Mr. Vinson cites a U.S. Department of Energy finding that the cost of producing wind energy has dropped by 43 percent in the past four years. Ohio’s largest wind project, the Blue Creek farm in Van Wert and Paulding counties, is designed to power as many as 76,000 homes a year. It sells power to several of the state’s biggest utilities and Ohio State University.
At the same time, a new project at the Toledo Zoo uses a solar array to generate nearly one-third of the zoo’s electricity. The U.S. Defense Department is pursuing clean-energy and energy-efficiency initiatives in our state, including expansion of a solar installation at the Ohio Air National Guard’s 180th Fighter Wing facility at Toledo Express Airport.

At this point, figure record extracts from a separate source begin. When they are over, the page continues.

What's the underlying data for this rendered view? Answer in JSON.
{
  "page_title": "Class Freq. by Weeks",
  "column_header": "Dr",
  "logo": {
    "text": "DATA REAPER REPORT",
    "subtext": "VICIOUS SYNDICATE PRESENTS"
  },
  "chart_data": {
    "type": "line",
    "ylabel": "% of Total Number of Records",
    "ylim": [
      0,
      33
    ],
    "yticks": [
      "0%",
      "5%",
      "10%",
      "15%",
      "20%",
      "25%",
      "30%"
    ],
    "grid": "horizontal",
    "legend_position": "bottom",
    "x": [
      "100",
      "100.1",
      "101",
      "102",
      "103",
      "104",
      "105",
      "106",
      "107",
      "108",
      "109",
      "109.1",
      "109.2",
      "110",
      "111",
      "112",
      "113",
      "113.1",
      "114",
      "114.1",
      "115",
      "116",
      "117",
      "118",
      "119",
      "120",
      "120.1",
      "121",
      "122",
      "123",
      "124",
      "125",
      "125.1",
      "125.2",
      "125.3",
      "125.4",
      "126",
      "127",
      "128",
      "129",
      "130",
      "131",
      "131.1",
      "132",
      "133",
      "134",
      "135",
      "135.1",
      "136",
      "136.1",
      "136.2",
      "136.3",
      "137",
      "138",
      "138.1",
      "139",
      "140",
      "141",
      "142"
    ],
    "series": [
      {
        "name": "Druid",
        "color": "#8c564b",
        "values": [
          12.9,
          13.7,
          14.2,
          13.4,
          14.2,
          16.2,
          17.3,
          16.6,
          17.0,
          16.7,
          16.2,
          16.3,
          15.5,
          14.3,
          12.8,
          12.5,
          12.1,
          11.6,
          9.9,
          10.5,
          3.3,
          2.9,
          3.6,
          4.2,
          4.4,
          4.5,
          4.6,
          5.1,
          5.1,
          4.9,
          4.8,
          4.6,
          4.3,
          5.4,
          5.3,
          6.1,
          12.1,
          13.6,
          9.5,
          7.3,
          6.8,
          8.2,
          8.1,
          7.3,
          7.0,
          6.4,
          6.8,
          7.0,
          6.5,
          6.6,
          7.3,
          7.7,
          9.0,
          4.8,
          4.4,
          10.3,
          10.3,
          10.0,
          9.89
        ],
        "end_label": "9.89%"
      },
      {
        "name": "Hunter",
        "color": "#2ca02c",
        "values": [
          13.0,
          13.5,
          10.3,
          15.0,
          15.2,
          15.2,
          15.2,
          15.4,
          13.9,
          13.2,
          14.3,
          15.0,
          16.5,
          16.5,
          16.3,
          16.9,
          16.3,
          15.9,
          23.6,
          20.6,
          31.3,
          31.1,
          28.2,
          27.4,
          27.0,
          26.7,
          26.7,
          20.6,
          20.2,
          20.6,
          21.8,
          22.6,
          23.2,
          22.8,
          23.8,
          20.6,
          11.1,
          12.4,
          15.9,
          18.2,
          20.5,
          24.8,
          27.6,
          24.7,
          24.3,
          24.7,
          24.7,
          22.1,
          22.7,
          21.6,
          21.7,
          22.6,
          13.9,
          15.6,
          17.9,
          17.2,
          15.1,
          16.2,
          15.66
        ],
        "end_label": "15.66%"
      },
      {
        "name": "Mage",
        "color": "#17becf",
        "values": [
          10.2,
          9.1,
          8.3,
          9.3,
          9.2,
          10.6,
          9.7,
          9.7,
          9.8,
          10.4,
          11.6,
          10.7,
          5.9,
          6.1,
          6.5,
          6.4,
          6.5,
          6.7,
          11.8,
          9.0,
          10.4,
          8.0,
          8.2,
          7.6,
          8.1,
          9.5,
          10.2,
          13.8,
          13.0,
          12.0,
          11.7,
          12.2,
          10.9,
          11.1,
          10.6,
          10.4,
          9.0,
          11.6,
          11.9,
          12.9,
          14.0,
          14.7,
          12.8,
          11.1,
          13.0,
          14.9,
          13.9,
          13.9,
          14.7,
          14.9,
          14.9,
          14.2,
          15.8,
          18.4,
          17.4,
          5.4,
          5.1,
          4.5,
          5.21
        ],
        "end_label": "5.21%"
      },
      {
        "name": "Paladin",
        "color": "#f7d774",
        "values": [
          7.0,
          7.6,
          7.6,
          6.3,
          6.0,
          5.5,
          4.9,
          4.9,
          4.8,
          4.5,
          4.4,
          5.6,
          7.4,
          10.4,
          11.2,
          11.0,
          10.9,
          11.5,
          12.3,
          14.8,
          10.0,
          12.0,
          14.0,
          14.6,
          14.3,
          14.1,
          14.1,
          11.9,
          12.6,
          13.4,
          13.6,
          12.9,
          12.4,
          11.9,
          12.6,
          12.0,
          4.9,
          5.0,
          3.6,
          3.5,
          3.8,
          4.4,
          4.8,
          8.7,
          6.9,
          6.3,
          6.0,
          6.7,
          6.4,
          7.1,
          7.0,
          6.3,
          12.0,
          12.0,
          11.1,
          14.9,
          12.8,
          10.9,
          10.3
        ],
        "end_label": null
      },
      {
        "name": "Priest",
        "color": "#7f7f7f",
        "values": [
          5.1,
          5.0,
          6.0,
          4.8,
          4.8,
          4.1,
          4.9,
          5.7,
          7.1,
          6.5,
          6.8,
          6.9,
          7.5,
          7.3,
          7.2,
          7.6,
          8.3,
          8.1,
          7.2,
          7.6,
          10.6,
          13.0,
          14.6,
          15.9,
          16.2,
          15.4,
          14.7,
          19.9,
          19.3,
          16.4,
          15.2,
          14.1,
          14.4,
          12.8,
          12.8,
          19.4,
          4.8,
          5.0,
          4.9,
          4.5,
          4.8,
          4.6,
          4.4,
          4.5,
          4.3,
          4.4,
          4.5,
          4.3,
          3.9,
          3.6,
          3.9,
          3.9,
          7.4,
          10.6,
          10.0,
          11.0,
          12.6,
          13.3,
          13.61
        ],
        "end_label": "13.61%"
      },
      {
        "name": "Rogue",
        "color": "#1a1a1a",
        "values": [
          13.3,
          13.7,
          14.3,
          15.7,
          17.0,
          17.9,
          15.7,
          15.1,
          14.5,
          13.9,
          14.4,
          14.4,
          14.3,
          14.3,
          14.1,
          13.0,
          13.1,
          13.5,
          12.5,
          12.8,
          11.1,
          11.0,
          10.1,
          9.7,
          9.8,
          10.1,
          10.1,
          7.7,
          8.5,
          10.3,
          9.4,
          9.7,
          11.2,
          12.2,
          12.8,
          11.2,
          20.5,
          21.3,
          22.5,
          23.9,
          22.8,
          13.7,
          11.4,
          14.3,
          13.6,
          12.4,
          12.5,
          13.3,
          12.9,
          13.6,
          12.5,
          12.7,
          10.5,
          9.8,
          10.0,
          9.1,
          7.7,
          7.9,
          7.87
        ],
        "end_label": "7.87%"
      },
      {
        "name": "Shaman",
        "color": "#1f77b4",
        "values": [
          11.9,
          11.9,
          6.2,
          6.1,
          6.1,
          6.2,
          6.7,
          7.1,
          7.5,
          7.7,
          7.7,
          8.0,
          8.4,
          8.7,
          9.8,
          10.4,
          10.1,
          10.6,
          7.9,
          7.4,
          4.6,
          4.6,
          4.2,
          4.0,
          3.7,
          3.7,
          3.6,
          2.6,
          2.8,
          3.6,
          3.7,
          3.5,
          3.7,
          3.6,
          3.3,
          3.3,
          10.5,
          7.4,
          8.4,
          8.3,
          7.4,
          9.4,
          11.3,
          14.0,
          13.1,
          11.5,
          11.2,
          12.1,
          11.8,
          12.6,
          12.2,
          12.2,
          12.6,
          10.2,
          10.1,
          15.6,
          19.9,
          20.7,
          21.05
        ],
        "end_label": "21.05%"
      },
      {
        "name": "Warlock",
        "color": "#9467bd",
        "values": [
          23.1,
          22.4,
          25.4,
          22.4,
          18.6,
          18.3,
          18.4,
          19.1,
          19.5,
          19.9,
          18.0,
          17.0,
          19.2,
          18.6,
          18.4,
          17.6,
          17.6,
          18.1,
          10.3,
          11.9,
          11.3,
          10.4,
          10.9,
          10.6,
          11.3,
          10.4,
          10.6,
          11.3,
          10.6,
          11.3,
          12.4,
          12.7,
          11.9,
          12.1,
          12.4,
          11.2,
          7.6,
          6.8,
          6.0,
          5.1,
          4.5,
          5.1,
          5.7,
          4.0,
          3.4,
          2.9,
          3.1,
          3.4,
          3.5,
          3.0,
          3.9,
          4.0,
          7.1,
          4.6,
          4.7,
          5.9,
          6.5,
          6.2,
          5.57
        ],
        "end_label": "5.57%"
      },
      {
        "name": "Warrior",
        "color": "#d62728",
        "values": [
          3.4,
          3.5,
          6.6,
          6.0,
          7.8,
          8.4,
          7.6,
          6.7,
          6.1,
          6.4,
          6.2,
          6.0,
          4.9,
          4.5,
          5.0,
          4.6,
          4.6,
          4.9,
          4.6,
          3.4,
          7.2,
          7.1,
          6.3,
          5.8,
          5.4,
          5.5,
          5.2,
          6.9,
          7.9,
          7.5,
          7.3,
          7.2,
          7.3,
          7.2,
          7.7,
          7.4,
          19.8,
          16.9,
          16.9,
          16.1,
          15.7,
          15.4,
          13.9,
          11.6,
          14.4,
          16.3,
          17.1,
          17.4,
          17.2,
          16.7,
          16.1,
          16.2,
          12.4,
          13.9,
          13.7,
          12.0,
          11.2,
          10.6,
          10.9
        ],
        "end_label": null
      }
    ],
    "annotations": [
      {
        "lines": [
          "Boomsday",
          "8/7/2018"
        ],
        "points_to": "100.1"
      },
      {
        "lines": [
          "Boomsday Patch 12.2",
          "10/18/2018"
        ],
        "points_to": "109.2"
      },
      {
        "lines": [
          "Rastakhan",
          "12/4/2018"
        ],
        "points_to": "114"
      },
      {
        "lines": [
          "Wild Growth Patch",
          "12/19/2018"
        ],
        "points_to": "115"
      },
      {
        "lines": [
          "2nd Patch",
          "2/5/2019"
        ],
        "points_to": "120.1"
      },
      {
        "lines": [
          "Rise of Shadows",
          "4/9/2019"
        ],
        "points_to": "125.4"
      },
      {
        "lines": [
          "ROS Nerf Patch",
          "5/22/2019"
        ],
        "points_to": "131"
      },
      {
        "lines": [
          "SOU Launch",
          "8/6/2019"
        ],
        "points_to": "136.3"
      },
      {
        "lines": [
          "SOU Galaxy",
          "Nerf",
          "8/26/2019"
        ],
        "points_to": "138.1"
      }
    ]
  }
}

Such projects attract jobs and private investment, while they save money, enhance national energy security, and improve our environment. But don’t look for a lot of similarly innovative new efforts in Ohio while SB 310 remains in effect.
Mr. Vinson notes that if Ohio does not submit a proposal to comply with the federal clean-power plan that is “quantifiable, verifiable, and enforceable” by 2016 — when the freeze on the state’s clean-energy standards is set to expire — the feds can impose their own program. But it shouldn’t come to that. Ohio needs to invest more in, not to run away from, renewable energy and energy efficiency.
The General Assembly made a big mistake when it passed Senate Bill 310; Governor Kasich made an equally big mistake in signing it. Now they need to clean up the mess they’ve created.
As they study what they will do, looking out for the interests of the Ohioans they were elected to represent — ahead of the folks who bankroll their campaigns — would offer a good guiding principle.
David Kushma is editor of The Blade.